Okay, sarcastic rant done.

But here is where I need to take it a step further.  I few weeks ago the New York Times wrote an article about the gang rape of an 11-year-old girl by 18 men and boys, for more details read this article from

Don’t worry, I’ll wait…..

To quote:
After all, as the Times helpfully points out, "Residents in the neighborhood where the abandoned trailer stands -- known as the Quarters -- said the victim had been visiting various friends there for months. They said she dressed older than her age, wearing makeup and fashions more appropriate to a woman in her 20s. She would hang out with teenage boys at a playground, some said." Gosh, I wonder if she's pretty or you know, developed, because that's relevant too.
The residents also wonder "how could their young men have been drawn into such an act" and lament that "These boys have to live with this the rest of their lives."
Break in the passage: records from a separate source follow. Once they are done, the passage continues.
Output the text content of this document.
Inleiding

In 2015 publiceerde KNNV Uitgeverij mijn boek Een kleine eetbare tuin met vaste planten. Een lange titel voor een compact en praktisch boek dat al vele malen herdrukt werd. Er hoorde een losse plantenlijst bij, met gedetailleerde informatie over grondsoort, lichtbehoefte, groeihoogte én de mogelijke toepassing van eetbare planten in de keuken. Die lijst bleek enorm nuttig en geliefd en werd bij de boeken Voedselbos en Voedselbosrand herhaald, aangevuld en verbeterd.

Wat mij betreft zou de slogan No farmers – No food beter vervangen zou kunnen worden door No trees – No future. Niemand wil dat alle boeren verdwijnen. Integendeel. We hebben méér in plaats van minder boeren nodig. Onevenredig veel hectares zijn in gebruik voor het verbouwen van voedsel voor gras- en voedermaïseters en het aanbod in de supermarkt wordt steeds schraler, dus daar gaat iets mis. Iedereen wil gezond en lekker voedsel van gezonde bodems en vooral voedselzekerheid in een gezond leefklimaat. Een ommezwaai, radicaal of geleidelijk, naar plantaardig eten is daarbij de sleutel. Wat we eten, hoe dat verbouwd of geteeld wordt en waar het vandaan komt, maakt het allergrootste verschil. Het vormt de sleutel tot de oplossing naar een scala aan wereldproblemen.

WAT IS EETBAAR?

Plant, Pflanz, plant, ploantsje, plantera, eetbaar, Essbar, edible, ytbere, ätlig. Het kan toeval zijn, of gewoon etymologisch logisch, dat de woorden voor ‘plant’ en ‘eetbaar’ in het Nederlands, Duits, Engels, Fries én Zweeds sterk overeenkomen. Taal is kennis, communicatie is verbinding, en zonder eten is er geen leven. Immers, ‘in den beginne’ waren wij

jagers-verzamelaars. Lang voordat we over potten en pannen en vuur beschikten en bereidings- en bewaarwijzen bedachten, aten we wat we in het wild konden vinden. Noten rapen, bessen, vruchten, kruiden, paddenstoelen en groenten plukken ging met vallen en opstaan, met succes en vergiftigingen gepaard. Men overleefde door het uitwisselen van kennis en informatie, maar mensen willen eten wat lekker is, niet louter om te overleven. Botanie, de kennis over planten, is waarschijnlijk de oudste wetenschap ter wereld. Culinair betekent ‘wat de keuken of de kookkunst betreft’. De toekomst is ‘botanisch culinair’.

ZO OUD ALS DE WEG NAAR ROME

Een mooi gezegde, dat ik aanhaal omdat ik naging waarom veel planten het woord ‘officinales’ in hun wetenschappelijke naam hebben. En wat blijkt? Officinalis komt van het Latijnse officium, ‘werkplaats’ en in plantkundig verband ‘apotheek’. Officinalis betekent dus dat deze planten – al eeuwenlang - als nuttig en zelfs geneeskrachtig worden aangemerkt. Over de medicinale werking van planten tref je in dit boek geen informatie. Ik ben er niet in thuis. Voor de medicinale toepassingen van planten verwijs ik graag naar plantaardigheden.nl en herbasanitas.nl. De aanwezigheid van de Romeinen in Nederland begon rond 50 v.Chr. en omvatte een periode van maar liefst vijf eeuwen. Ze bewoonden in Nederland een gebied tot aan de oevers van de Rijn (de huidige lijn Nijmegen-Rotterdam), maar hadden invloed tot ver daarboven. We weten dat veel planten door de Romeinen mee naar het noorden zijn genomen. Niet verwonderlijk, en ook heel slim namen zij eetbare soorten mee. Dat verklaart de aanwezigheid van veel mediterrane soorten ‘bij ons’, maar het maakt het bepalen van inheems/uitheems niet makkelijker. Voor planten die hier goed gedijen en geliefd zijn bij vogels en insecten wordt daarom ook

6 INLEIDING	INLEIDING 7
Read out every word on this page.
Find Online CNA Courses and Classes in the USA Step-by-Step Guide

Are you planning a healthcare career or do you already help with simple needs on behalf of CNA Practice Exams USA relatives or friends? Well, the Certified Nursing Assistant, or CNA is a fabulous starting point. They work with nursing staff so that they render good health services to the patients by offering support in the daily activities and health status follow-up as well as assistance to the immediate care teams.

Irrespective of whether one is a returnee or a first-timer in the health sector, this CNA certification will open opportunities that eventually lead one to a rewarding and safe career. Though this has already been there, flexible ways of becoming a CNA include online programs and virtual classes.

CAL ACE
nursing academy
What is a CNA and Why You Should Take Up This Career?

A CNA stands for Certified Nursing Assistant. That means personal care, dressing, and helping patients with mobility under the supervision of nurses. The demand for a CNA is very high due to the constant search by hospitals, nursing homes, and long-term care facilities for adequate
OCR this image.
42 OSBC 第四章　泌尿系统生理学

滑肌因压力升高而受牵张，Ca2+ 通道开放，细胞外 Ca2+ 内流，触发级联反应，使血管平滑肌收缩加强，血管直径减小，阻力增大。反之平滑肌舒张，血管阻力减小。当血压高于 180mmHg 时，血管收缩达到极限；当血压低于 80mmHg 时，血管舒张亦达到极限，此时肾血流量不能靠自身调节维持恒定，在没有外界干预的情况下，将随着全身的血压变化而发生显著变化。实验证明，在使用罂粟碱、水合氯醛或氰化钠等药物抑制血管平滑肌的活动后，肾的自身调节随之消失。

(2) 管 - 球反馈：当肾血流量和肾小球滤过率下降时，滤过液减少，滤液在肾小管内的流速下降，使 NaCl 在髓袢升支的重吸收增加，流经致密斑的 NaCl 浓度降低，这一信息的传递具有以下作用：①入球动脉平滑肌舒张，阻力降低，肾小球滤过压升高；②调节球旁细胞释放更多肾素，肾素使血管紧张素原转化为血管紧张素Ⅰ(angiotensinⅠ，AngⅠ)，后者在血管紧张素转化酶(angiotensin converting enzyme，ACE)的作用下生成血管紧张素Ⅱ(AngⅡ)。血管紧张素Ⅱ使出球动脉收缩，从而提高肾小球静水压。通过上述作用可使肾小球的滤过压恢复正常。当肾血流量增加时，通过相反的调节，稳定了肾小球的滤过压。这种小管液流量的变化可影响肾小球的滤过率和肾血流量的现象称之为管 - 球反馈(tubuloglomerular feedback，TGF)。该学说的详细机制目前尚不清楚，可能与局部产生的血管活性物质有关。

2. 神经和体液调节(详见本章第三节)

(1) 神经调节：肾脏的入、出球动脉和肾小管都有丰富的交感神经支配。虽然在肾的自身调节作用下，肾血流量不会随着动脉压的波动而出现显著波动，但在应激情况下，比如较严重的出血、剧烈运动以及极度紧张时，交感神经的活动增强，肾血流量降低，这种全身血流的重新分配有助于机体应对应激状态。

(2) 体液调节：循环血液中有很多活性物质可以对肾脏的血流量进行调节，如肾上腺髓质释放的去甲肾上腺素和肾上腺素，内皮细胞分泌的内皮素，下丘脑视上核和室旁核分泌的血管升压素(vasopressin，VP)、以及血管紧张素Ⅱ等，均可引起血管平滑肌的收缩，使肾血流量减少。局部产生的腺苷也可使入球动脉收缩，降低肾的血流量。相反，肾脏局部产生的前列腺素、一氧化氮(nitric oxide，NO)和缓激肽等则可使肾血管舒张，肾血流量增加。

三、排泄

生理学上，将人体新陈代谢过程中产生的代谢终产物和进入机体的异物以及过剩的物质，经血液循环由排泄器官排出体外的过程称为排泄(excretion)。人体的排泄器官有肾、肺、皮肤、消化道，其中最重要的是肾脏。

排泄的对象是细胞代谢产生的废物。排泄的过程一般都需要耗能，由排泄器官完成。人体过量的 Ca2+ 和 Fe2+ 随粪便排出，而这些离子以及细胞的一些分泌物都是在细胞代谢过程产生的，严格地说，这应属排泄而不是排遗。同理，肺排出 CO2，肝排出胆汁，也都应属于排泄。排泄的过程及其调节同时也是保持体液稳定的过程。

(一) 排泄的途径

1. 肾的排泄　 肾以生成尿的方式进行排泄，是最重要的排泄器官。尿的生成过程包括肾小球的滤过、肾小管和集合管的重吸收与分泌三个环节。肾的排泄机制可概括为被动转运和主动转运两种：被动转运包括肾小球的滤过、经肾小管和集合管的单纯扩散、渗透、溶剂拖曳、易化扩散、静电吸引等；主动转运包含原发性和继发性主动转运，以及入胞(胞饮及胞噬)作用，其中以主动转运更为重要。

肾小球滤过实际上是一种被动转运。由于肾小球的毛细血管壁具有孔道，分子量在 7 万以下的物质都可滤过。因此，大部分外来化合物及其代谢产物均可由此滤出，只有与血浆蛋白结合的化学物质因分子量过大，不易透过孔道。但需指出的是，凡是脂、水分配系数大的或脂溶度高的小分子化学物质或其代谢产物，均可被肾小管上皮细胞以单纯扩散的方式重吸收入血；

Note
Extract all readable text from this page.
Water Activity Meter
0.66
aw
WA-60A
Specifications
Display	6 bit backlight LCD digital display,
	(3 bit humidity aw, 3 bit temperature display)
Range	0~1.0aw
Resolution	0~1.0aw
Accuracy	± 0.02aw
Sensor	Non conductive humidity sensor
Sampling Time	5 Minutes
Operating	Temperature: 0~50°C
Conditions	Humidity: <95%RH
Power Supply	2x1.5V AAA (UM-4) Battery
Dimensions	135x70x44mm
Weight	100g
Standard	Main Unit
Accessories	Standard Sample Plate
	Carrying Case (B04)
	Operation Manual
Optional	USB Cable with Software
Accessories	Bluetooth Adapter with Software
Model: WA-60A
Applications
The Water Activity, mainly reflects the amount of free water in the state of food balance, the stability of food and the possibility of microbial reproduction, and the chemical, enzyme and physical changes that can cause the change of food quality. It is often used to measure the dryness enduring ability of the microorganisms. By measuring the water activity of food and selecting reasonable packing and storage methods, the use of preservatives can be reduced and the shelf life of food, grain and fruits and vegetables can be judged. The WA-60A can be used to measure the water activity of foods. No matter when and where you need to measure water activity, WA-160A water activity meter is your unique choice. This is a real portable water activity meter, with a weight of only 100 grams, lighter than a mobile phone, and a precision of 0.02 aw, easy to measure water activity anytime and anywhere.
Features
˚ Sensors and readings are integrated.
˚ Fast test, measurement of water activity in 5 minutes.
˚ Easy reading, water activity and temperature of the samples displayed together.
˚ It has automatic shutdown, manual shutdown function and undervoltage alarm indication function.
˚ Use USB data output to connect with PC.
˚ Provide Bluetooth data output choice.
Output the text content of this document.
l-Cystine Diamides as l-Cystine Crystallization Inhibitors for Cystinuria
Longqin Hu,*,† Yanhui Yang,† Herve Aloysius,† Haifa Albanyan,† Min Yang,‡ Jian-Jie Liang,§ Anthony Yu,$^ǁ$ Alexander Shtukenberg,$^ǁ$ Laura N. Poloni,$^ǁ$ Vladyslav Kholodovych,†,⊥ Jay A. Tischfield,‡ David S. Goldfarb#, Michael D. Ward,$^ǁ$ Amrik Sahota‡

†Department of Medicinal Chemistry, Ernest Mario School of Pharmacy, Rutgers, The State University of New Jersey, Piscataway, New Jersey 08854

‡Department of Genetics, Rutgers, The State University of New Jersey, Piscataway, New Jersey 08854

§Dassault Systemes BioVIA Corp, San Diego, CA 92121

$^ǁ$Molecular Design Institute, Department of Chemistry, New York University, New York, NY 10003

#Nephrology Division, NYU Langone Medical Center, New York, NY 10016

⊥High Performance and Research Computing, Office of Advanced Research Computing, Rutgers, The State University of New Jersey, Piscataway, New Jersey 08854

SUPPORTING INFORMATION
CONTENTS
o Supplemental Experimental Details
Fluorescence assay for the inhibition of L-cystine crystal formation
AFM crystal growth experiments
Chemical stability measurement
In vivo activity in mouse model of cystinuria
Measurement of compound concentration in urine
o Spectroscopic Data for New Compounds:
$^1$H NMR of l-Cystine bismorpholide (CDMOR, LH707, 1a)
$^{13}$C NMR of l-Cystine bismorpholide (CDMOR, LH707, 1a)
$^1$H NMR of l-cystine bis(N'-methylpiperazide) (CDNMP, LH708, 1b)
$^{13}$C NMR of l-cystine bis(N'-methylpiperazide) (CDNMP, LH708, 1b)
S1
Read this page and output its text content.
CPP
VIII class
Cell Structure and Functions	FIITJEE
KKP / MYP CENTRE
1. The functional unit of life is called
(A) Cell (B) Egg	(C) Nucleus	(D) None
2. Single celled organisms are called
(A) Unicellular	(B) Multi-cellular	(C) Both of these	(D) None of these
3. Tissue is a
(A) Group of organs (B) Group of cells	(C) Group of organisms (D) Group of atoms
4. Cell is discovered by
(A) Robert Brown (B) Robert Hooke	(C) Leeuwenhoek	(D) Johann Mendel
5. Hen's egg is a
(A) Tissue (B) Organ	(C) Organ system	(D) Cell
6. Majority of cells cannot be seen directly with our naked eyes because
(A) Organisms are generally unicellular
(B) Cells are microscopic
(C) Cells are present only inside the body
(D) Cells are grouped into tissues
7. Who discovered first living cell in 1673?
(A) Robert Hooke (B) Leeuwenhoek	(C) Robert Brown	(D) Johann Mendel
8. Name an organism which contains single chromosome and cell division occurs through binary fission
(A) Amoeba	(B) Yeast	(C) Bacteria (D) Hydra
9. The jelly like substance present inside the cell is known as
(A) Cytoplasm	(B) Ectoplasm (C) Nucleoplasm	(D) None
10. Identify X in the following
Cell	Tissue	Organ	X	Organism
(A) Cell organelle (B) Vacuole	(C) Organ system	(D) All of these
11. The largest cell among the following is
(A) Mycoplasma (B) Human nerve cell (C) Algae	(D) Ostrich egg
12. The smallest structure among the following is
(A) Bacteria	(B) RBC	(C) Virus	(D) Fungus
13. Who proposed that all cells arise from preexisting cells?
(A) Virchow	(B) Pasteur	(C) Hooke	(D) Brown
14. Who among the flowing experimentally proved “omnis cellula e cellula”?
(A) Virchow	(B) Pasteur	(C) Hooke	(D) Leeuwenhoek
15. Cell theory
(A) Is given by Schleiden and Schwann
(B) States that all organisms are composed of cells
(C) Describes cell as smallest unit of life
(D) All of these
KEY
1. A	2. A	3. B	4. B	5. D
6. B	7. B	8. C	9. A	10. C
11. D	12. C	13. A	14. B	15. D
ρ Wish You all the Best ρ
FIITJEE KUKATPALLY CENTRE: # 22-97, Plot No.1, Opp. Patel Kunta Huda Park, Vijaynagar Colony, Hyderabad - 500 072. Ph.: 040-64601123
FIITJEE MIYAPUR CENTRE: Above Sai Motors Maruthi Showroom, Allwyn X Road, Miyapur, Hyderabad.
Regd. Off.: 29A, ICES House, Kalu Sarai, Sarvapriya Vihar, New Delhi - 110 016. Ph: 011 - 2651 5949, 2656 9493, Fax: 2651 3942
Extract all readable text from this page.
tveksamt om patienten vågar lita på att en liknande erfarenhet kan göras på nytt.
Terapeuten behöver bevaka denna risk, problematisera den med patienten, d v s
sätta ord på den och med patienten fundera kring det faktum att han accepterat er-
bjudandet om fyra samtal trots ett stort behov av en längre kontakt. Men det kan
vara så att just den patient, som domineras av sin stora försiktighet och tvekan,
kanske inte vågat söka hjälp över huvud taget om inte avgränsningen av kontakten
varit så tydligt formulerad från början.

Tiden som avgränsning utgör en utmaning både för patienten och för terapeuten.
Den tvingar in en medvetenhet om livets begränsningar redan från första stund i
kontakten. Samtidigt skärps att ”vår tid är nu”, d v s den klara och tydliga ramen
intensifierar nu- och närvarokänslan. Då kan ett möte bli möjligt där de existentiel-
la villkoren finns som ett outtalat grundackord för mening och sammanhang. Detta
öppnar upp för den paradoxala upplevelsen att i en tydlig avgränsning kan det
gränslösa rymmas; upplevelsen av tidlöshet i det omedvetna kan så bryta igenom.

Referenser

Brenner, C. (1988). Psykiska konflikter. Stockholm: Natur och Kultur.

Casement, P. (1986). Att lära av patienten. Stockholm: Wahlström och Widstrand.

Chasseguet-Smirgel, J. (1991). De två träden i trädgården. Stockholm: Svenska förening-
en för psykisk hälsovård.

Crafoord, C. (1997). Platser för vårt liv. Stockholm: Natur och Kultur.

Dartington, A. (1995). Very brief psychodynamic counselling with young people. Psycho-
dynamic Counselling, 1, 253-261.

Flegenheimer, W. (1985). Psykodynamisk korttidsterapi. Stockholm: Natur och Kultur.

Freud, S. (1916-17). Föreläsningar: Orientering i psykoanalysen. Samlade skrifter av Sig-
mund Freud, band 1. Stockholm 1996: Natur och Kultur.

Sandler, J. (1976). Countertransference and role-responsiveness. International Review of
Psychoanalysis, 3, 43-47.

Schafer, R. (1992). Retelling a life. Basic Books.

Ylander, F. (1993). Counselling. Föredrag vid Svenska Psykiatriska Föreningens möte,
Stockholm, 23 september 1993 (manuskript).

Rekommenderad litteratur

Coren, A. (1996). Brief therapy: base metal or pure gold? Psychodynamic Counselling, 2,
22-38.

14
Did you get all of that?  The implication is that because she was “dressed older than her age” these poor boys were “drawn into such an act”.

So this is where we are, on one hand Abercrombie & Fitch wants our young daughters to wear padded bikinis and thongs and on the other hand, if your little Wonder Woman gets assaulted while wearing these clothes she was asking for it.

But wait there’s more….
The Times quotes a neighbor lamenting, "Where was her mother? What was her mother thinking? How can you have an 11-year-old child missing down in the Quarters?"
The girl's mother, identified only as Maria, told the New York Daily news this week that the family has received several angry phone calls, and that the child has been moved to foster care for her protection. "These guys knew she was in middle school," she said. "You could tell whenever you talked to her. She still loves stuffed teddy bears." Where's that quote in the Times story?
Well, we’ve come full circle now haven’t we because not only will it be your daughters fault if she gets raped while wearing these precocious clothes it will also be yours, you know, if you’re a mom.  Dad’s are off the hook apparently (is anyone else wondering what happened to the stereotype of dad’s protecting their daughter’s virtue?)

It’s not the fault of the people who make the lingerie for girls if someone perceives her as a sexual object.  It’s not the fault of the rapists if she ‘looked like a ho’.  Stores are businesses after all and their only responsibility is to make lots of cash for their blessed shareholders.  And men, well, they cant’ be held responsible for what their bodies do while their hearts aren’t looking.

And there you have it, capitalism and patriarchy in a nutshell.